Du lait ontarien au Saguenay

Le lait offert en godet dans les restaurants McDonald’s de la région provient de l’Ontario.

La multinationale, qui a mis fin à son contrat d’approvisionnement avec Nutrinor il y a plus d’un mois, achète désormais ses produits laitiers de Saputo, son fournisseur national. Une décision qui, rappelons-le, avait suscité une vague de déception au Saguenay-Lac-Saint-Jean. Il s’agissait d’une des seules régions au pays où les succursales pouvaient s’approvisionner auprès des transformateurs locaux. 

À la suite de cette décision, la multinationale a envoyé une lettre à diverses organisations du Saguenay-Lac-Saint-Jean pour expliquer leur position et garantir que le lait vendu proviendrait d’usines québécoises. 

« Dans les faits, tous les produits laitiers servis chez McDonald’s proviennent de producteurs de lait locaux, mais sont fournis par Saputo Canada, un fournisseur de longue date. Au Québec, le lait provient de producteurs laitiers du Québec et est transformé dans les installations de Saputo de la province », peut-on lire dans la lettre notamment envoyée à la Société des fabricants régionaux et dont Le Quotidien a obtenu copie.

Un détour dans deux restaurants de McDonald’s de la région a permis de constater que le lait offert avec le café est produit dans l’usine Saputo de Georgetown, en Ontario. L’Agence canadienne d’inspection des aliments oblige les entreprises a indiquer le numéro d’usine sur les produits. Dans deux restaurants du Saguenay-Lac-Saint-Jean, situés dans deux villes différentes, les godets affichent le numéro d’usine 1590. 

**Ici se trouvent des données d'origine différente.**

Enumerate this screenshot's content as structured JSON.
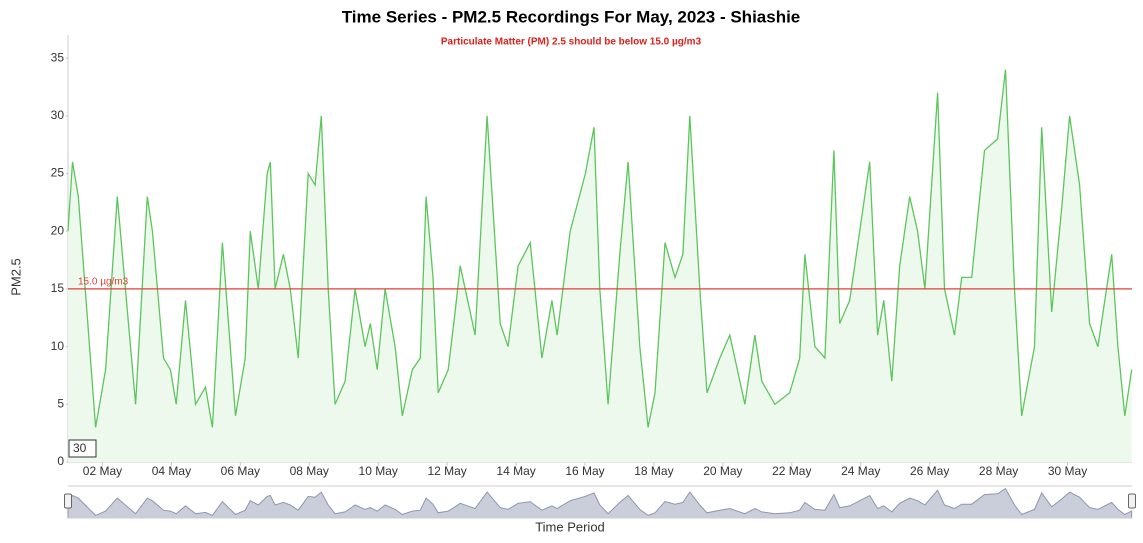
{
  "chart_data": {
    "type": "line",
    "title": "Time Series - PM2.5 Recordings For May, 2023 - Shiashie",
    "subtitle": "Particulate Matter (PM) 2.5 should be below 15.0 µg/m3",
    "x_label": "Time Period",
    "y_label": "PM2.5",
    "color": "#5cc65c",
    "fill_color": "#eef9ee",
    "x": [
      1.0,
      1.13,
      1.3,
      1.8,
      2.09,
      2.43,
      2.96,
      3.3,
      3.45,
      3.77,
      3.97,
      4.14,
      4.41,
      4.7,
      4.99,
      5.19,
      5.48,
      5.86,
      6.14,
      6.29,
      6.52,
      6.78,
      6.87,
      7.01,
      7.25,
      7.45,
      7.68,
      7.97,
      8.17,
      8.35,
      8.55,
      8.75,
      9.04,
      9.33,
      9.62,
      9.77,
      9.97,
      10.2,
      10.49,
      10.7,
      10.99,
      11.22,
      11.39,
      11.59,
      11.74,
      12.03,
      12.23,
      12.38,
      12.67,
      12.81,
      13.16,
      13.54,
      13.77,
      14.06,
      14.41,
      14.75,
      15.04,
      15.19,
      15.57,
      16.01,
      16.26,
      16.43,
      16.67,
      17.01,
      17.25,
      17.59,
      17.83,
      18.03,
      18.32,
      18.61,
      18.84,
      19.04,
      19.33,
      19.54,
      19.91,
      20.2,
      20.64,
      20.93,
      21.13,
      21.51,
      21.94,
      22.23,
      22.38,
      22.67,
      22.96,
      23.22,
      23.39,
      23.68,
      24.26,
      24.49,
      24.67,
      24.9,
      25.13,
      25.42,
      25.65,
      25.86,
      26.23,
      26.43,
      26.72,
      26.93,
      27.22,
      27.59,
      27.97,
      28.2,
      28.46,
      28.67,
      29.04,
      29.25,
      29.54,
      29.83,
      30.06,
      30.35,
      30.64,
      30.88,
      31.28,
      31.46,
      31.66,
      31.86
    ],
    "values": [
      20,
      26,
      23,
      3,
      8,
      23,
      5,
      23,
      20,
      9,
      8,
      5,
      14,
      5,
      6.5,
      3,
      19,
      4,
      9,
      20,
      15,
      25,
      26,
      15,
      18,
      15,
      9,
      25,
      24,
      30,
      15,
      5,
      7,
      15,
      10,
      12,
      8,
      15,
      10,
      4,
      8,
      9,
      23,
      16,
      6,
      8,
      13,
      17,
      13,
      11,
      30,
      12,
      10,
      17,
      19,
      9,
      14,
      11,
      20,
      25,
      29,
      15,
      5,
      18,
      26,
      10,
      3,
      6,
      19,
      16,
      18,
      30,
      15,
      6,
      9,
      11,
      5,
      11,
      7,
      5,
      6,
      9,
      18,
      10,
      9,
      27,
      12,
      14,
      26,
      11,
      14,
      7,
      17,
      23,
      20,
      15,
      32,
      15,
      11,
      16,
      16,
      27,
      28,
      34,
      15,
      4,
      10,
      29,
      13,
      22,
      30,
      24,
      12,
      10,
      18,
      10,
      4,
      8
    ],
    "xlim": [
      1,
      31.87
    ],
    "xticks": [
      {
        "value": 2,
        "label": "02 May"
      },
      {
        "value": 4,
        "label": "04 May"
      },
      {
        "value": 6,
        "label": "06 May"
      },
      {
        "value": 8,
        "label": "08 May"
      },
      {
        "value": 10,
        "label": "10 May"
      },
      {
        "value": 12,
        "label": "12 May"
      },
      {
        "value": 14,
        "label": "14 May"
      },
      {
        "value": 16,
        "label": "16 May"
      },
      {
        "value": 18,
        "label": "18 May"
      },
      {
        "value": 20,
        "label": "20 May"
      },
      {
        "value": 22,
        "label": "22 May"
      },
      {
        "value": 24,
        "label": "24 May"
      },
      {
        "value": 26,
        "label": "26 May"
      },
      {
        "value": 28,
        "label": "28 May"
      },
      {
        "value": 30,
        "label": "30 May"
      }
    ],
    "ylim": [
      0,
      37
    ],
    "yticks": [
      0,
      5,
      10,
      15,
      20,
      25,
      30,
      35
    ],
    "threshold": {
      "value": 15,
      "label": "15.0 µg/m3",
      "color": "#e0403a"
    },
    "range_label": "30"
  }
}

L’Agence canadienne d’inspection des aliments oblige les entreprises à indiquer le numéro d’usine sur les produits laitiers. Dans deux restaurants du Saguenay-Lac-Saint-Jean, situés dans deux villes différentes, les godets affichent le numéro 1590. Il s’agit d’une usine ontarienne, selon la liste publiée sur le site du gouvernement canadien.

Pour les producteurs du lait du Québec, cette importation de l’Ontario n’a aucun impact sur leur industrie. L’Île-du-Prince-Édouard, la Nouvelle-Écosse, le Nouveau-Brunswick, le Québec et l’Ontario ont signé une entente pour partager les revenus de la vente de tout le lait, de même que les coûts de transport.

C’est davantage les conséquences environnementales du transport du lait de l’Ontario vers la région qui préoccupent le milieu agricole. Une décision qui s’inscrit mal dans la démarche de développement durable que McDonald’s publicise.

« Le parcours de McDonald’s du Canada vers l’approvisionnement durable commence par les fournisseurs directs et s’étend à un réseau complexe de fournisseurs indirects qui fournissent les ingrédients de nos produits au menu. Nous sommes conscients de l’importance de l’effet d’une grande chaîne d’approvisionnement mondiale comme la nôtre », écrit la chaîne de restauration rapide sur son site Internet. 

Est-ce que cette façon de s’approvisionner est temporaire ou permanente ? Le Quotidien a tenté d’obtenir plus d’informations sur la provenance du lait, mais McDonald’s n’a pas été en mesure de donner des réponses en fin d’après-midi, vendredi. Aucun porte-parole de Saputo n’a retourné le message laissé sur la ligne média de l’entreprise.

Nutrinor fournissait près de 300 000 litres de lait par année dans les restaurants de la région, un contrat qui a duré plusieurs décennies. Cette relation de proximité, unique à la région, avait été créée à l’initiative des franchisés de la région qui tenaient à offrir du lait d’ici. Tim Hortons a aussi fait le même virage, il y a quelques années, en cessant de s’approvisionner auprès de transformateurs de la région.